Low-cost air-carrier IndiGo Airlines has said it will allocate almost 16 per cent of its fleet capacity to international operations by March next, while ruling out any hike in fares in the near term.

“By next March, that is the first six months of our international operations, we will be dedicating 15-16 per cent of our total aircraft capacity to international operations.

Hopefully, this would be profitable too. By next March we should have about 55 aircraft,” the company President, Mr Aditya Ghosh, told reporters on the sidelines of a FICCI-IBA summit here late last evening.

When asked whether he is planning to up fares in the run-up to the festive season, Mr Ghosh replied in the negative.

“I don’t believe in fare hikes. I just believe in lots more people flying and being a profitable airline,” he said.

On the rationale for entering international route, Mr Ghosh said that he sees a “massive” demand in these markets.

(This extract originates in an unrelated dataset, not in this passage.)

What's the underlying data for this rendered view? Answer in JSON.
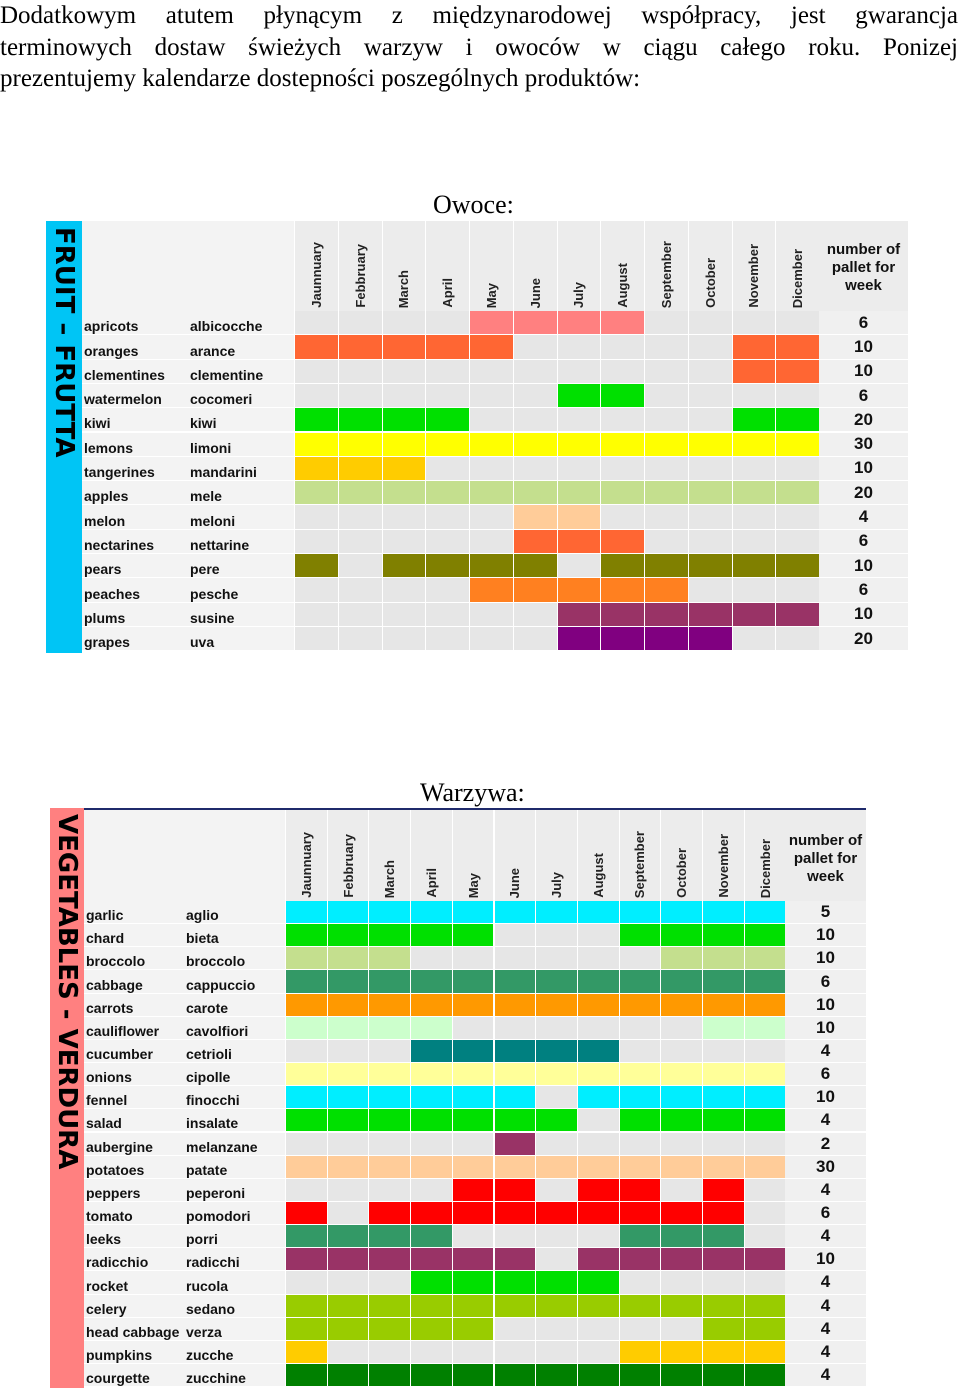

“Not a single Indian low-fare carrier flies through these routes. So we see a massive demand and a gap in these markets. We hope to repeat the same thing that we have done in the domestic sector in these markets too: keeping our offering simple and offering low fares,” he said.

The President also said that the low-cost carrier will be deploying A-320s on its international routes.

The airline is currently operating on the Delhi-Dubai, Mumbai-Dubai, Delhi-Singapore and Mumbai-Muscat routes.